Beresheet was built in collaboration with Israel Aerospace Industries and the Israel Space Agency for a cost of just $100 million, cheap for this kind of mission, largely because the vehicle has not been equipped with backup systems. Unlike all other countries to reach the moon, SpaceIL's achievement was funded nearly entirely by private donors rather than the government.
"We unfortunately have not managed to land successfully", Opher Doron, the general manager of Israel Aerospace Industries' space division, said during the live broadcast.
Prime Minister Benjamin Netanyahu predicted Israel will succeed within two to three years.
Israelis are gearing up for an historic event Thursday evening, as the country sets off to become the fourth nation to complete a controlled landing on the moon.
So far, only Russian Federation, the United States and China have made the 384,000-kilometre (239,000-mile) journey and landed on the Moon.
Cold front hitting Utah Tuesday will bring rain, snow and strong winds
We also think the need to include Denver proper (and numerous northern/northwestern urban corridor communities) is borderline. Not a huge severe threat it appears, but certainly some hail will be possible with some of the stronger cells that develop.
According to a report from Space.com, the team never intended Beresheet to be a science craft, but instead its mission involved "advancing Israel's space program, increasing the nation's technological knowhow and getting young people more interested in science, technology, engineering and math".
He said the spacecraft's engine turned off shortly before landing, and scientists were still trying to figure out the cause.
The audacity of the three young engineers behind the outfit, Yariv Bash, Kfir Damari, and Yonatan Winetraub, caught the attention of a South African-born billionaire named Morris Kahn.

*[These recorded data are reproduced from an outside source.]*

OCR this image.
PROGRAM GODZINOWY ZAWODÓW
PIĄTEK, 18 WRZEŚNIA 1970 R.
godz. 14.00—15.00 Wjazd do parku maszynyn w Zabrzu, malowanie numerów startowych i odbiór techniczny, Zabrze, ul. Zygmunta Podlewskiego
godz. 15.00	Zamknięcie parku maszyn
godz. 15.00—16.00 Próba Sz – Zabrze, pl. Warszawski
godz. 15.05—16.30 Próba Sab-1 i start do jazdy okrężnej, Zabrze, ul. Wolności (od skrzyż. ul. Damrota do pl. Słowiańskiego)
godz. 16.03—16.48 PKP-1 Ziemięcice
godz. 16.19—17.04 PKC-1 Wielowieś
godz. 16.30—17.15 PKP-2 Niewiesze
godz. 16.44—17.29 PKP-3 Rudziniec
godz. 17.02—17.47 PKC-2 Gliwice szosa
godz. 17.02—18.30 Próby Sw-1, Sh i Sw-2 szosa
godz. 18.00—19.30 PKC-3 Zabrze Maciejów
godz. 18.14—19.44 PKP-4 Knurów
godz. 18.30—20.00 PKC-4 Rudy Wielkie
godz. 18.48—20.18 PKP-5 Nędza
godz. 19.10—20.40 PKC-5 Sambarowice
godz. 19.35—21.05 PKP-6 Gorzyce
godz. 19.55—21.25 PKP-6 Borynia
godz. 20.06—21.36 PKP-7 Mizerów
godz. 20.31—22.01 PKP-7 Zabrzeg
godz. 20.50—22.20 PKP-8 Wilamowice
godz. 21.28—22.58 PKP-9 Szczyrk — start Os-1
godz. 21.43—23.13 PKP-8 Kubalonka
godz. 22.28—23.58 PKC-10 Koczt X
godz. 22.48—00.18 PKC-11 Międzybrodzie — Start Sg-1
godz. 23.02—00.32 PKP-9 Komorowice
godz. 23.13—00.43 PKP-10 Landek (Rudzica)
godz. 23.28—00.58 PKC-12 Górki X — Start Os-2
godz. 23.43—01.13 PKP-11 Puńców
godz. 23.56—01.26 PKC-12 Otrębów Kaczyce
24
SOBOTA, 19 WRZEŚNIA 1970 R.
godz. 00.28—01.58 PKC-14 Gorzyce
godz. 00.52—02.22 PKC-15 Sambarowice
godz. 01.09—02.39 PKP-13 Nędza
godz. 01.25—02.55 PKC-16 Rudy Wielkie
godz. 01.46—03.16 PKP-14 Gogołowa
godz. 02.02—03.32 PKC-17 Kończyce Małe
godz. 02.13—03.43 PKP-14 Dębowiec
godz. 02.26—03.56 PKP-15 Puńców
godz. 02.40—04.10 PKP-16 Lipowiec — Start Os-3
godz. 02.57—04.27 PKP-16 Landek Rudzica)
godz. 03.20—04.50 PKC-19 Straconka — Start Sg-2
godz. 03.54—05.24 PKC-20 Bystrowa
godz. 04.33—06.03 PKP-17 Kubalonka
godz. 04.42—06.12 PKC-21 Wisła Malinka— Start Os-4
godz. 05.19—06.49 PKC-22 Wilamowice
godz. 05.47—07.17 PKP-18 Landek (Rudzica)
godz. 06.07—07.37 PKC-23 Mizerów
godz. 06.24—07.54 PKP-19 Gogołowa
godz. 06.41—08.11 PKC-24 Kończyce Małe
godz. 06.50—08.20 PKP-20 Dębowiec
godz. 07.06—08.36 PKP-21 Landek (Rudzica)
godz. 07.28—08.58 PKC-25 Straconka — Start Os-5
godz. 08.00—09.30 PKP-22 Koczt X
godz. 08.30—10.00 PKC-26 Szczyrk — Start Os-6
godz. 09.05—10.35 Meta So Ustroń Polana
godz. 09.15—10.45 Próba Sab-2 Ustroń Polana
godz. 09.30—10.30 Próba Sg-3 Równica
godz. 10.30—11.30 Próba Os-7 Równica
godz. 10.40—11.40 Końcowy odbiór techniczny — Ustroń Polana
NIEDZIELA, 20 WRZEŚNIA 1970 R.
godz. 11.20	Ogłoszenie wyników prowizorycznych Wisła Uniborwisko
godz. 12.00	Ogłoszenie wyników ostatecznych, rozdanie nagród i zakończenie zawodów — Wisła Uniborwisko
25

It has already succeeded in entering the moon's orbit, which is an accomplishment achieved by only seven countries.
McCurdy said almost 50 years ago Neil Armstrong had to fly eight kilometers (five miles) before landing to avoid hitting a rock and had to deal with a malfunctioning radar altimeter.
The SpaceIL nonprofit group was able to keep going even as other teams began to drop out of the competition, and as the original deadline to win the X-Prize was extended.
It had hitched a ride on the SpaceX Falcon rocket, which had been launched from Florida in February. After the mission concludes, IAI is looking at the possibility of offering the lander design for commercial lunar missions.
If everything goes to plan, Beresheet should touch down on the moon somewhere between 4:30 and 5 p.m. EDT in the lunar region known as the Sea of Tranquility.